D’après le SMA, si la plupart des festivals français peuvent se maintenir, c’est en grande partie grâce au système de redistribution mis en place par le CNM. Celui-ci prélève une taxe de 3,5 % sur la billetterie de tous les événements qui est ensuite reversée aux organisateurs de deux manières différentes : 60 % leur reviennent directement tandis que les 40 % restants viennent alimenter un pot commun, reversé ensuite à certains événements sous la forme d’aides sélectives. Les festivals pouvant en bénéficier sont souvent des structures plus petites, plus rurales, avec un public de niche ou encore des organisations qui connaissent des difficultés financières temporaires. "Le problème, c’est que le montant reversé aux événements est plafonné. Le reste va directement dans les caisses de l’Etat", dénonce Aurélie Hannedouche qui milite pour une suppression de ce plafond, aujourd’hui fixé à 53 millions d’euros.

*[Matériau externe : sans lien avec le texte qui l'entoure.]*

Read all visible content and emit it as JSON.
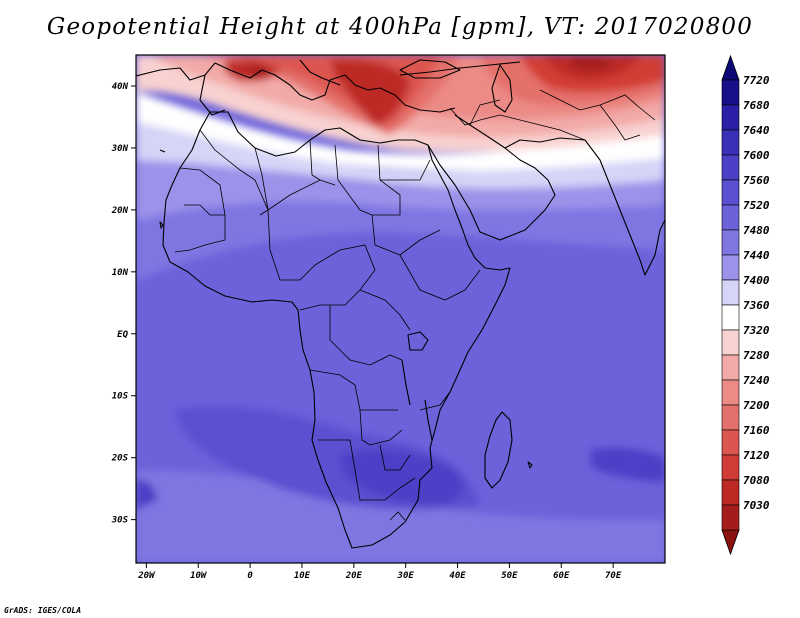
{
  "title": "Geopotential Height at 400hPa [gpm], VT: 2017020800",
  "credit": "GrADS: IGES/COLA",
  "map": {
    "extent": {
      "lon_min": -22,
      "lon_max": 80,
      "lat_min": -37,
      "lat_max": 45
    },
    "lat_ticks": [
      {
        "value": 40,
        "label": "40N"
      },
      {
        "value": 30,
        "label": "30N"
      },
      {
        "value": 20,
        "label": "20N"
      },
      {
        "value": 10,
        "label": "10N"
      },
      {
        "value": 0,
        "label": "EQ"
      },
      {
        "value": -10,
        "label": "10S"
      },
      {
        "value": -20,
        "label": "20S"
      },
      {
        "value": -30,
        "label": "30S"
      }
    ],
    "lon_ticks": [
      {
        "value": -20,
        "label": "20W"
      },
      {
        "value": -10,
        "label": "10W"
      },
      {
        "value": 0,
        "label": "0"
      },
      {
        "value": 10,
        "label": "10E"
      },
      {
        "value": 20,
        "label": "20E"
      },
      {
        "value": 30,
        "label": "30E"
      },
      {
        "value": 40,
        "label": "40E"
      },
      {
        "value": 50,
        "label": "50E"
      },
      {
        "value": 60,
        "label": "60E"
      },
      {
        "value": 70,
        "label": "70E"
      }
    ]
  },
  "colorbar": {
    "levels": [
      {
        "label": "7720",
        "color": "#18108a"
      },
      {
        "label": "7680",
        "color": "#2a1fa6"
      },
      {
        "label": "7640",
        "color": "#3a30b8"
      },
      {
        "label": "7600",
        "color": "#4b40c6"
      },
      {
        "label": "7560",
        "color": "#5b50d0"
      },
      {
        "label": "7520",
        "color": "#6c62da"
      },
      {
        "label": "7480",
        "color": "#8076e2"
      },
      {
        "label": "7440",
        "color": "#9b93ea"
      },
      {
        "label": "7400",
        "color": "#d6d4f7"
      },
      {
        "label": "7360",
        "color": "#ffffff"
      },
      {
        "label": "7320",
        "color": "#f8d2d0"
      },
      {
        "label": "7280",
        "color": "#f2aaa8"
      },
      {
        "label": "7240",
        "color": "#ec8a86"
      },
      {
        "label": "7200",
        "color": "#e4706b"
      },
      {
        "label": "7160",
        "color": "#dc5650"
      },
      {
        "label": "7120",
        "color": "#d23c36"
      },
      {
        "label": "7080",
        "color": "#bd2a26"
      },
      {
        "label": "7030",
        "color": "#a41d1b"
      }
    ],
    "top_arrow_color": "#0c0878",
    "bottom_arrow_color": "#8a1210"
  }
}
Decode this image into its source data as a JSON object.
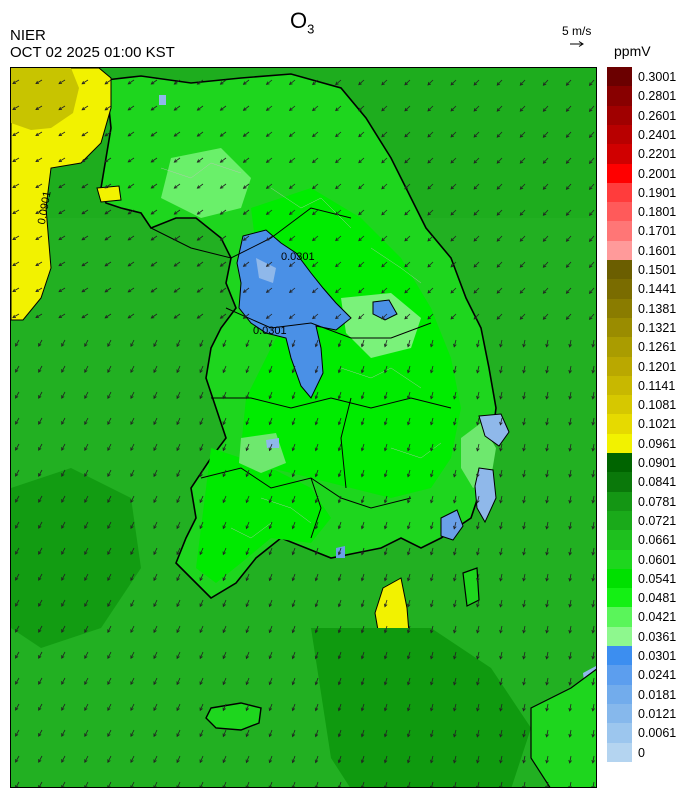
{
  "header": {
    "title_main": "O",
    "title_sub": "3",
    "org": "NIER",
    "datetime": "OCT 02 2025 01:00 KST",
    "wind_ref": "5 m/s",
    "unit": "ppmV"
  },
  "map": {
    "contour_labels": [
      "0.0901",
      "0.0301",
      "0.0301"
    ],
    "colors": {
      "sea_green": "#22b022",
      "land_green": "#1ed61e",
      "bright_green": "#00ee00",
      "dark_green": "#0c9a0c",
      "light_green": "#66f066",
      "blue": "#4a90e6",
      "light_blue": "#8fb8ea",
      "yellow": "#f2f200",
      "olive_yellow": "#c8c400"
    }
  },
  "legend": {
    "labels": [
      "0.3001",
      "0.2801",
      "0.2601",
      "0.2401",
      "0.2201",
      "0.2001",
      "0.1901",
      "0.1801",
      "0.1701",
      "0.1601",
      "0.1501",
      "0.1441",
      "0.1381",
      "0.1321",
      "0.1261",
      "0.1201",
      "0.1141",
      "0.1081",
      "0.1021",
      "0.0961",
      "0.0901",
      "0.0841",
      "0.0781",
      "0.0721",
      "0.0661",
      "0.0601",
      "0.0541",
      "0.0481",
      "0.0421",
      "0.0361",
      "0.0301",
      "0.0241",
      "0.0181",
      "0.0121",
      "0.0061",
      "0"
    ],
    "colors": [
      "#6b0000",
      "#880000",
      "#a00000",
      "#b80000",
      "#d00000",
      "#ff0000",
      "#ff3c3c",
      "#ff5a5a",
      "#ff7676",
      "#ff9a9a",
      "#6b5e00",
      "#7a6c00",
      "#8a7c00",
      "#9a8c00",
      "#aa9c00",
      "#baa800",
      "#c8b800",
      "#d6c800",
      "#e6da00",
      "#f2f200",
      "#006400",
      "#0a780a",
      "#149614",
      "#1aaa1a",
      "#1ec01e",
      "#1ed61e",
      "#00e000",
      "#14f014",
      "#5af55a",
      "#8ef88e",
      "#3c8ef0",
      "#5c9eee",
      "#72acec",
      "#86b8ec",
      "#9cc6ee",
      "#b4d4f0"
    ]
  }
}
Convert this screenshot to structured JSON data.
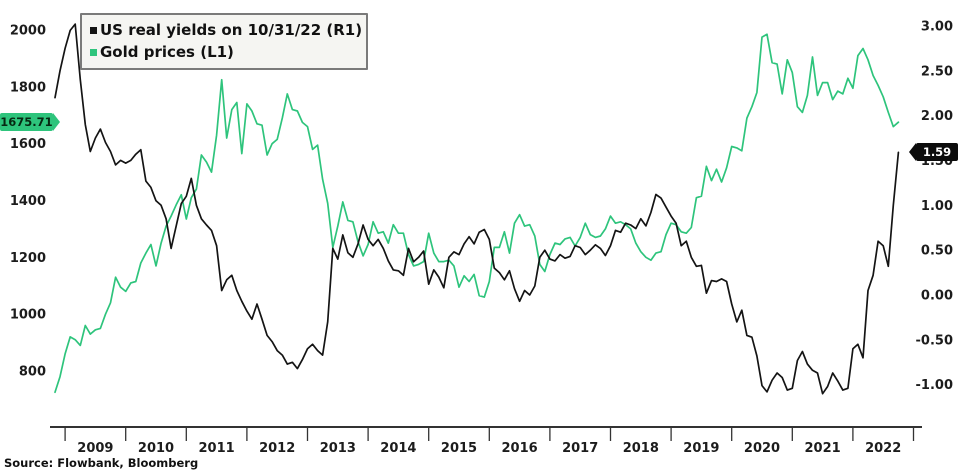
{
  "legend": {
    "items": [
      {
        "label": "US real yields on 10/31/22 (R1)",
        "color": "#141414"
      },
      {
        "label": "Gold prices (L1)",
        "color": "#2ec47c"
      }
    ]
  },
  "badges": {
    "gold_last": {
      "value": "1675.71",
      "bg": "#2ec47c",
      "text_color": "#062812"
    },
    "yield_last": {
      "value": "1.59",
      "bg": "#0c0c0c",
      "text_color": "#ffffff"
    }
  },
  "source": "Source: Flowbank, Bloomberg",
  "axes": {
    "left_ticks": [
      "2000",
      "1800",
      "1600",
      "1400",
      "1200",
      "1000",
      "800"
    ],
    "right_ticks": [
      "3.00",
      "2.50",
      "2.00",
      "1.50",
      "1.00",
      "0.50",
      "0.00",
      "-0.50",
      "-1.00"
    ],
    "x_ticks": [
      "2009",
      "2010",
      "2011",
      "2012",
      "2013",
      "2014",
      "2015",
      "2016",
      "2017",
      "2018",
      "2019",
      "2020",
      "2021",
      "2022"
    ]
  },
  "chart_data": {
    "type": "line",
    "title": "",
    "frequency": "monthly",
    "start_month": "2008-11",
    "end_month": "2022-10",
    "x_tick_years": [
      2009,
      2010,
      2011,
      2012,
      2013,
      2014,
      2015,
      2016,
      2017,
      2018,
      2019,
      2020,
      2021,
      2022
    ],
    "left_axis": {
      "series": "Gold prices",
      "range": [
        800,
        2000
      ]
    },
    "right_axis": {
      "series": "US real yields",
      "range": [
        -1.0,
        3.0
      ]
    },
    "grid": false,
    "legend_position": "top-left",
    "series": [
      {
        "name": "Gold prices",
        "axis": "L1",
        "color": "#2ec47c",
        "last_value": 1675.71,
        "values": [
          725,
          780,
          860,
          920,
          910,
          890,
          960,
          930,
          945,
          950,
          1000,
          1040,
          1130,
          1095,
          1080,
          1110,
          1115,
          1180,
          1215,
          1245,
          1170,
          1250,
          1310,
          1345,
          1385,
          1420,
          1335,
          1410,
          1440,
          1560,
          1535,
          1500,
          1630,
          1825,
          1620,
          1720,
          1745,
          1565,
          1740,
          1715,
          1670,
          1665,
          1560,
          1600,
          1615,
          1690,
          1775,
          1720,
          1715,
          1675,
          1660,
          1580,
          1595,
          1475,
          1390,
          1235,
          1310,
          1395,
          1330,
          1325,
          1255,
          1205,
          1245,
          1325,
          1285,
          1290,
          1250,
          1315,
          1285,
          1285,
          1210,
          1170,
          1175,
          1185,
          1285,
          1215,
          1185,
          1185,
          1190,
          1170,
          1095,
          1135,
          1115,
          1140,
          1065,
          1060,
          1115,
          1235,
          1235,
          1290,
          1215,
          1320,
          1350,
          1310,
          1315,
          1275,
          1175,
          1150,
          1210,
          1250,
          1245,
          1265,
          1270,
          1240,
          1270,
          1320,
          1280,
          1270,
          1275,
          1300,
          1345,
          1320,
          1325,
          1315,
          1300,
          1250,
          1220,
          1200,
          1190,
          1215,
          1220,
          1280,
          1320,
          1315,
          1290,
          1285,
          1305,
          1410,
          1415,
          1520,
          1470,
          1510,
          1465,
          1515,
          1590,
          1585,
          1575,
          1690,
          1730,
          1780,
          1975,
          1985,
          1885,
          1880,
          1775,
          1895,
          1850,
          1730,
          1710,
          1770,
          1905,
          1770,
          1815,
          1815,
          1755,
          1785,
          1775,
          1830,
          1795,
          1910,
          1935,
          1895,
          1840,
          1805,
          1765,
          1710,
          1660,
          1675.71
        ]
      },
      {
        "name": "US real yields on 10/31/22",
        "axis": "R1",
        "color": "#141414",
        "last_value": 1.59,
        "values": [
          2.2,
          2.5,
          2.75,
          2.95,
          3.02,
          2.4,
          1.9,
          1.6,
          1.75,
          1.85,
          1.7,
          1.6,
          1.45,
          1.5,
          1.47,
          1.5,
          1.57,
          1.62,
          1.27,
          1.2,
          1.05,
          1.0,
          0.85,
          0.52,
          0.77,
          1.02,
          1.1,
          1.3,
          1.0,
          0.85,
          0.78,
          0.72,
          0.55,
          0.05,
          0.17,
          0.22,
          0.05,
          -0.07,
          -0.18,
          -0.27,
          -0.1,
          -0.27,
          -0.45,
          -0.52,
          -0.62,
          -0.67,
          -0.77,
          -0.75,
          -0.82,
          -0.72,
          -0.6,
          -0.55,
          -0.62,
          -0.67,
          -0.3,
          0.52,
          0.4,
          0.67,
          0.47,
          0.42,
          0.57,
          0.78,
          0.62,
          0.55,
          0.62,
          0.52,
          0.38,
          0.28,
          0.27,
          0.22,
          0.52,
          0.37,
          0.42,
          0.49,
          0.12,
          0.28,
          0.2,
          0.08,
          0.42,
          0.48,
          0.45,
          0.57,
          0.65,
          0.57,
          0.7,
          0.73,
          0.62,
          0.3,
          0.25,
          0.17,
          0.27,
          0.07,
          -0.07,
          0.05,
          0.0,
          0.1,
          0.42,
          0.5,
          0.4,
          0.38,
          0.45,
          0.41,
          0.43,
          0.55,
          0.53,
          0.45,
          0.5,
          0.56,
          0.52,
          0.44,
          0.55,
          0.72,
          0.7,
          0.8,
          0.78,
          0.74,
          0.85,
          0.77,
          0.92,
          1.12,
          1.08,
          0.98,
          0.88,
          0.8,
          0.55,
          0.6,
          0.42,
          0.32,
          0.33,
          0.02,
          0.16,
          0.15,
          0.18,
          0.15,
          -0.1,
          -0.3,
          -0.17,
          -0.45,
          -0.47,
          -0.68,
          -1.01,
          -1.08,
          -0.95,
          -0.87,
          -0.92,
          -1.06,
          -1.04,
          -0.73,
          -0.63,
          -0.77,
          -0.84,
          -0.87,
          -1.1,
          -1.02,
          -0.87,
          -0.96,
          -1.06,
          -1.04,
          -0.6,
          -0.55,
          -0.7,
          0.05,
          0.22,
          0.6,
          0.55,
          0.32,
          1.0,
          1.59
        ]
      }
    ]
  }
}
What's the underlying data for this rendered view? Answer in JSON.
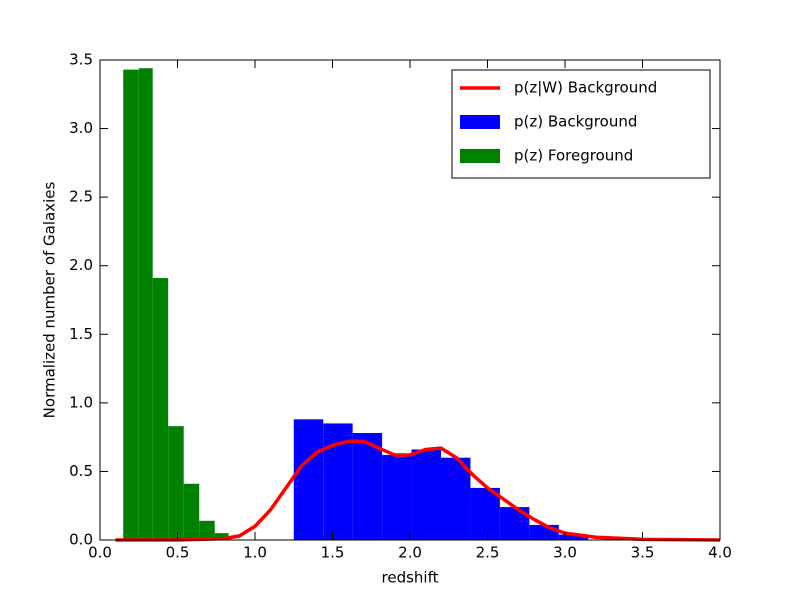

Vu l’état de dégradation de nos finances publiques, pas sûr néanmoins que le gouvernement de François Bayrou accède à ses revendications.

La France possède un système redistributif qui permet de soutenir (entre autres) des festivals en difficulté.

Une économie peu florissante

L’épisode du Covid-19 a marqué durablement la trésorerie des festivals du monde entier. Contraints d’annuler soudainement leurs éditions 2020, la plupart des événements ont été indemnisés… mais depuis, le prix des assurances a flambé. Le secteur, particulièrement sensible aux aléas climatiques, a toujours été très dépendant de ses assurances mais leur facture s’alourdit d’année en année. En parallèle, le montant du cachet des artistes a lui aussi flambé, largement au-delà du niveau de l’inflation. "Inviter une tête d’affiche ces dernières années coûte entre 20 et 30 % plus cher qu’avant le Covid", souligne Aurélie Hannedouche. Cela s’explique notamment par la montée en puissance du streaming et la baisse des revenus issus de la vente d’albums. "Avant, on faisait une tournée pour vendre un CD, remarque Emmanuel Négrier, maintenant, la logique s’est inversée : on fait un disque pour vendre des billets de concerts."

Dans ce contexte, les festivals doivent rivaliser avec des acteurs plus puissants qu’eux, comme les stades ou les Arenas. "Ce sont nos principaux concurrents désormais", souligne le SMA qui déplore la programmation de têtes d’affiche en plein été. "Quand un artiste comme Jul remplit deux fois le Vélodrome au mois de mai, ça ampute le budget de nombreux festivaliers potentiels dans la région", détaille ainsi Aurélie Hannedouche. Reste que pour le moment, l’affection des Français pour leurs festivals ne se dément pas tout à fait : en région parisienne, des manifestations comme We Love Green ou Solidays ont encore fait le plein au début de l’été. "Ce n’est pas une économie florissante", admet Emmanuel Négrier qui, lui, se veut plutôt optimiste. "Il n’y a pas de 'festival bashing', c’est même plutôt l’inverse. Et notre système dispose de meilleurs amortisseurs que nos voisins", se réjouit-il. Pour l’instant.